What are the cons of going into liquidation for a limited company in Cyprus?

  1. The company will no longer be given the right to trade or use the same trading name for a different company that may be set up in the future;
  2. Consequently, the company's reputation will be significantly devalued, valuable assets will be used to settle the company's debts and any licences obtained will be useless in the future. Additionally, it is highly likely that during liquidation, the assets of the company, when sold, will fetch an amount much less than the actual market value of these assets. Therefore, any potential remaining value that could remain for the shareholders, after all other parties are paid, will either be significantly reduced or completely annihilated;
  3. The company's shareholders, directors and employees will be released without further rights against the company;
  4. The winding-up process can take from three to twelve months depending on the complexity of the case and the size of the company. Workers will be unable to claim redundancy before the procedure is finished;
  5. Given the different intricacies of the majority of liquidation cases, especially in the current market conditions and after the Covid-19 global crisis, the law is in need of change in Cyprus. A new insolvency regime needs to be introduced to serve the need of easily and swiftly resolving insolvency matters in future.

In Conclusion

Our advice to current and prospective clients of A.G. Paphitis & Co. LLC, whether shareholders, directors or employees of companies which may or have already gone into liquidation is to always seek professional advice. Directors of such companies should always explore the possibility of reducing their personal liability with regards to the company's debts and liabilities as well as what their rights and responsibilities are after the company goes into liquidation. There are numerous questions to be raised by directors when their company goes into liquidation regarding how they should deal with a specific complex situation or which information they are obliged to provide to the insolvency practitioner upon request. Employees may seek independent legal advice on their pay claims and where they stand in relation to the unpaid salary, leave, notice or redundancy claims. A.G. Paphitis & Co. LLC is licensed to offer liquidation services but also to appoint liquidator as the firm's managing partner, Mr Angelos Paphitis, is a licensed insolvency practitioner since 2015.

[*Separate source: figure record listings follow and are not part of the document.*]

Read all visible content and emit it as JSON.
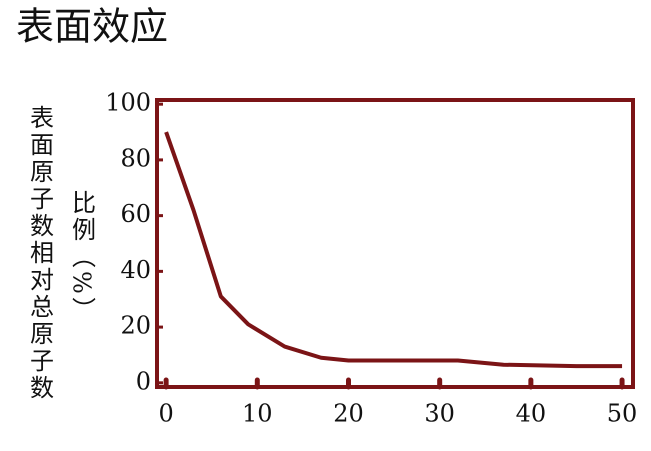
{
  "chart_data": {
    "type": "line",
    "title": "表面效应",
    "ylabel": [
      "表面原子数相对总原子数",
      "比例（%）"
    ],
    "x": [
      0,
      3,
      6,
      9,
      13,
      17,
      20,
      32,
      37,
      45,
      50
    ],
    "values": [
      90,
      62,
      31,
      21,
      13,
      9,
      8,
      8,
      6.5,
      6,
      6
    ],
    "color": "#7b1416",
    "xlim": [
      -1,
      51.2
    ],
    "ylim": [
      -1.5,
      101.5
    ],
    "xticks": [
      0,
      10,
      20,
      30,
      40,
      50
    ],
    "yticks": [
      0,
      20,
      40,
      60,
      80,
      100
    ]
  }
}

Our team at A.G. Paphitis & Co. LLC is also able to assist in the formation of a new company and help clients, who have already gone through a liquidation process, on rebuilding their new company's reputation by administrating the company's legal matters.

The information provided by A.G. Paphitis & Co. LLC is for general informational purposes only and should not be construed as professional or formal legal advice. You should not act or refrain from acting based on any information provided above without obtaining legal or other professional advice.

The content of this article is intended to provide a general guide to the subject matter. Specialist advice should be sought about your specific circumstances.